1.5(Final🤍)

2.3K 149 23
                                    

Öğle vakti anca uyanmıştım.
Yemek yemeden evden çıkıp araziye gitmek için üstümü değiştirdim,bu gün kutlama vardı.
Üstüme uzun kollu boğazlı kazak, altıma da ispanyol paça siyah tayt giydim.
Arazinin yakınında ki bakkaldan üç tane kola bi mentollü şeker ve iki paket bardak almıştım.
Turan nerde kaldığımı soran mesajlar atıyordu.

Turan: nerdesin?
(13.56)

Turan: Zeynep uyuyor musun hala?
(14.20)

Turan: herkes gelmeye başladı gelmek gibi bir niyetin var mı?
(14.37)

Turan: sen uyumayı ölmek sandın her halde uyanmak için çabalıyor musun?
(14.59)

Elfin: tamam geliyorum 2dk sonra ordayım
(15.03)

Turan: hele şükür yüzünü gören cennetlik olucak
(15.03)

Telefonu yeniden cebime atıp motora atladım.
Dakikalar içinde arazinin sağında duran yıkık duvarlara motoru bırakmış,Turanların yanına yürüyordum.

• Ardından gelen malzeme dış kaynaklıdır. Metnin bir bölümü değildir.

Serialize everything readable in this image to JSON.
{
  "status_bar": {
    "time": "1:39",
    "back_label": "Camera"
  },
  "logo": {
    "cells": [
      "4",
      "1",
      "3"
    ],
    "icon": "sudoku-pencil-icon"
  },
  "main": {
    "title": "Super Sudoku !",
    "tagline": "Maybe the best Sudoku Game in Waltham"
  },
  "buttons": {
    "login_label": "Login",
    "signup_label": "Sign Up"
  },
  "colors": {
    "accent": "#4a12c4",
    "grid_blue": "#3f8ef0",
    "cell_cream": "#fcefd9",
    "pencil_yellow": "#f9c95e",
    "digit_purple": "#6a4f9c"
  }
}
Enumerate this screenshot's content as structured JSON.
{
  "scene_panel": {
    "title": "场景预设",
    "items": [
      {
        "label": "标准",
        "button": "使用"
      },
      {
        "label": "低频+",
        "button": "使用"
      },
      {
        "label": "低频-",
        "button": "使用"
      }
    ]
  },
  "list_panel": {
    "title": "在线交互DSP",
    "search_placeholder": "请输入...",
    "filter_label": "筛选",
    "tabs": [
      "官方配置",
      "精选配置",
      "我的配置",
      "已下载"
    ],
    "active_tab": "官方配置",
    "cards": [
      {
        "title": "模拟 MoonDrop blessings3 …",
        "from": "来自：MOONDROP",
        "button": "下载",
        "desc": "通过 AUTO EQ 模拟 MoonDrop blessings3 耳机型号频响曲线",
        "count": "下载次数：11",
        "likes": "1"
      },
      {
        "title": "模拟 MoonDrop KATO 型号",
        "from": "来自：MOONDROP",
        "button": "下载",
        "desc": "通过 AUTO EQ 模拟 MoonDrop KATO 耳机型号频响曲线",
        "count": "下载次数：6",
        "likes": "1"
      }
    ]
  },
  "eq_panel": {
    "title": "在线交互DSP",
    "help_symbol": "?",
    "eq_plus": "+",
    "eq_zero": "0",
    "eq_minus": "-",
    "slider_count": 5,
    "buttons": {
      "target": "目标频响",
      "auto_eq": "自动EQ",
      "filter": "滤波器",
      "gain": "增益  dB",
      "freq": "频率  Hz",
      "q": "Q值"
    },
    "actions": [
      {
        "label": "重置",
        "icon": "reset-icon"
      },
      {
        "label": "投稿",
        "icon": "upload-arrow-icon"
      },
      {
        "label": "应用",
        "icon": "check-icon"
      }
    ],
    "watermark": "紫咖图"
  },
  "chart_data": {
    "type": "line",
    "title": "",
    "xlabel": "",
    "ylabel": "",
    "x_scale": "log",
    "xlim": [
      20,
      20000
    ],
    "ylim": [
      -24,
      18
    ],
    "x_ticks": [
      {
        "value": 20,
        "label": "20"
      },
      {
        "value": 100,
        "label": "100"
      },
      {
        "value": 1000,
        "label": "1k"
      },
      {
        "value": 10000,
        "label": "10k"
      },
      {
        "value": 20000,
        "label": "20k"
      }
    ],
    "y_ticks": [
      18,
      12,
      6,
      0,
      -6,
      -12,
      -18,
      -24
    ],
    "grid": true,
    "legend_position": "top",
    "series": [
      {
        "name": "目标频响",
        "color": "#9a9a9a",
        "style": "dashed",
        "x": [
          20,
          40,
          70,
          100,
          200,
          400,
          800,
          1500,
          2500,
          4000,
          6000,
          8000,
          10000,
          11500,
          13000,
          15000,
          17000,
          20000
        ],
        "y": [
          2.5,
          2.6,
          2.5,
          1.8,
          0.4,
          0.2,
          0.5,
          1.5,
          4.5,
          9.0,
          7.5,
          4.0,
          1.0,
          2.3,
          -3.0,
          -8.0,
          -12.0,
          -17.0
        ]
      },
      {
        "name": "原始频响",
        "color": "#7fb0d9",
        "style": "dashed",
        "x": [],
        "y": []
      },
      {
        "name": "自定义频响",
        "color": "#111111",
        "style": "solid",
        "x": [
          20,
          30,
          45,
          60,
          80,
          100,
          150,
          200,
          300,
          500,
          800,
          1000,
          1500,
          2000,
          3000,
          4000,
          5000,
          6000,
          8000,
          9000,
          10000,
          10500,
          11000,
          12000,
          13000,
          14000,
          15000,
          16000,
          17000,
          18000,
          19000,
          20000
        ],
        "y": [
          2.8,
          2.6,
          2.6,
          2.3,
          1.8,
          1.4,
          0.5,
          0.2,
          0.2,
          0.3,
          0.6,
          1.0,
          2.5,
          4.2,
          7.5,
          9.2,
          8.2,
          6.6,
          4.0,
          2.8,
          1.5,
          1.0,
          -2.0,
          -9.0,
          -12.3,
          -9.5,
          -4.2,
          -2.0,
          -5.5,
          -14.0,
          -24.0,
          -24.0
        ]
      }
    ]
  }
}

"Hoş geldin." Turan belimden tutup yanına çekti.

"Yılışma hemen."
Ters tepkime gülüp daha da dibime girdi.
Salak şey of.

Nefesle Mia kocaman masa getirmiş, üstüne yemekleri diziyorlardı.
Motorda unuttuğum kolaları hatırlayıp Deniz'e seslendim.

"Deniz! Kap gel motorun arkasından kolaları!"
Motorun anahtarını attığım an havada yakaladı.

"Aferin lan."
Arkasından bağırdığımı duyduğunu sanmıyordum.
Fatih tasmasını tuttuğu dev gibi bir köpekle yanımıza geldi.

"Selamlar."
Turan Fatih'e hitaben "Oğlum onu beslemen yasa dışı değil mi?"
diye sorunca duyan herkes gülmeye başladı.

"Yasal Turan başkan,yasal. Faruğun kimliğini üstüne yaptım ha Faruk ha Bambi ne fark eder."

Faruk Fatih'e dik dik bakmaya başlamıştı o sırada Karan ortama motoruyla giriş yaptı.

"Pastayı getirdim."

Nefes Karan'a döndü "Neyli pasta? Kaç kişilik? Ne kadar ödedin? Alman usulü yapsaydık keşke."
Nefes al Nefes çüş!

Karan şaşkınlıkla motorundan indi.
"Nefes valla bir fikrim yok dediklerin hakkında." Fatih alışkınmış gibi her sorusuna cevap verdi.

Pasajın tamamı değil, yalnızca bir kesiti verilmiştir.